News Corp. (NASDAQ:NWSA) owned British tabloid News of the World former employees accused of phone hacking have lost an appeal asking a U.K. court to throw out the charges.
Rebekah Brooks, Andy Colson, and three other former employees are being prosecuted for illegally hacking voicemail accounts while working at the tabloid. Brooks and Colson have both pled not guilty. They are arguing that saved messages aren’t protected by privacy laws, but a judge has rejected their appeal, saying that the laws still apply if a recipient has already received and listened to a voicemail message.
Brooks is the former Chief Executive Officer of News Corp.’s U.K. division. Colson is the former editor of the now-defunct tabloid and worked as Prime Minister David Cameron’s media advisor.
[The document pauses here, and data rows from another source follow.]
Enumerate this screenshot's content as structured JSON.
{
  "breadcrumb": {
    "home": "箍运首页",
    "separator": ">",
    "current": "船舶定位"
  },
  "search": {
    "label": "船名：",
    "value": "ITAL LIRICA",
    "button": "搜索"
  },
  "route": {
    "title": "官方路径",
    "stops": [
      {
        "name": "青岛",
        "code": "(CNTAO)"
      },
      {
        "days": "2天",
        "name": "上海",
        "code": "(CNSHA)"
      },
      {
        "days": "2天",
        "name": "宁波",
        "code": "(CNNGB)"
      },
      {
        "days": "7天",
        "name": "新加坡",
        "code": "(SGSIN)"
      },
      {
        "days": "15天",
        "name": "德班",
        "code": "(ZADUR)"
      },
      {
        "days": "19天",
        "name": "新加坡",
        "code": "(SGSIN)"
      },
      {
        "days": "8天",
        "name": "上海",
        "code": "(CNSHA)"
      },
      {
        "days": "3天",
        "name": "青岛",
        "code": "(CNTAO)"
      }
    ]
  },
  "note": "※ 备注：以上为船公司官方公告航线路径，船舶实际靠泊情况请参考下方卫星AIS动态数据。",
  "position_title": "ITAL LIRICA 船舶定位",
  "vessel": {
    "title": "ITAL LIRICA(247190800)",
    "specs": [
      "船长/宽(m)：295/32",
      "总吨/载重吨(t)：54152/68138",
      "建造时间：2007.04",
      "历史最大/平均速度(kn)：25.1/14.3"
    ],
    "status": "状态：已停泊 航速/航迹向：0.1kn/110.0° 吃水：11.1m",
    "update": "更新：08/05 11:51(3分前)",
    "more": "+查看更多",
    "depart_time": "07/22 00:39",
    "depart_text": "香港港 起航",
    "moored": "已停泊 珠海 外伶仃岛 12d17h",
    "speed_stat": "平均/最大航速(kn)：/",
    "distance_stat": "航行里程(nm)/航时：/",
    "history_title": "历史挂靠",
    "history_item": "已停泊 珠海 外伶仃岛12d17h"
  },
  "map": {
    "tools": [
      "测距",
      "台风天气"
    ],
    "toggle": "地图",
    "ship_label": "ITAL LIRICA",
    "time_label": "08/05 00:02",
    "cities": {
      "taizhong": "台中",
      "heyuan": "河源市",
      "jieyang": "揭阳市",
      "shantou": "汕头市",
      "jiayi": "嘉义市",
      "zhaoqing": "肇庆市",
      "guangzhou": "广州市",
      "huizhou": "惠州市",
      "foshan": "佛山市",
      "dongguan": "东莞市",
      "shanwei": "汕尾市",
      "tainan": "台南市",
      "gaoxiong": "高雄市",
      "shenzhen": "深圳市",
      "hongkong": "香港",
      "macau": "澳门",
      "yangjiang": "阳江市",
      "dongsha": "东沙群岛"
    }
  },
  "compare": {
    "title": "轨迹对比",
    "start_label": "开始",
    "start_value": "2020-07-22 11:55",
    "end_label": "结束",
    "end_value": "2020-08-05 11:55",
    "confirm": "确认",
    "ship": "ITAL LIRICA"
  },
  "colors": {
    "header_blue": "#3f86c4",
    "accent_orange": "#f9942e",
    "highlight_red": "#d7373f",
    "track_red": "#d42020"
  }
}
Back in 2009 it was uncovered that News of the World employees were hacking the phones of politicians and celebrities with the knowledge of the paper’s senior staff while Colson was editor between 2003 and 2007. The scandal snowballed rapidly as more information was found, revealing that phone-tapping was a rampant practice at the paper and leading to many arrests of the paper’s staff. A detailed timeline of the scandal can be found here.
The company has done a better job of putting the scandal behind it than the accused employees. This week a Delaware judge approved a $139 million settlement between the company and its shareholders in regards to the scandal, which resulted in the closing of the successful tabloid. News Corp. did not admit any wrongdoing in the settlement.
News Corp. has recently split itself in half, separating the newspaper and publishing businesses from the entertainment arm that will be re-named 21st Century Fox. The company has been under pressure to split its less-profitable newspaper businesses from the successful Fox entertainment empire for years, but many believe the phone scandal was the straw that broke newspaper-loving Chief Executive Officer Rupert Murdoch’s back.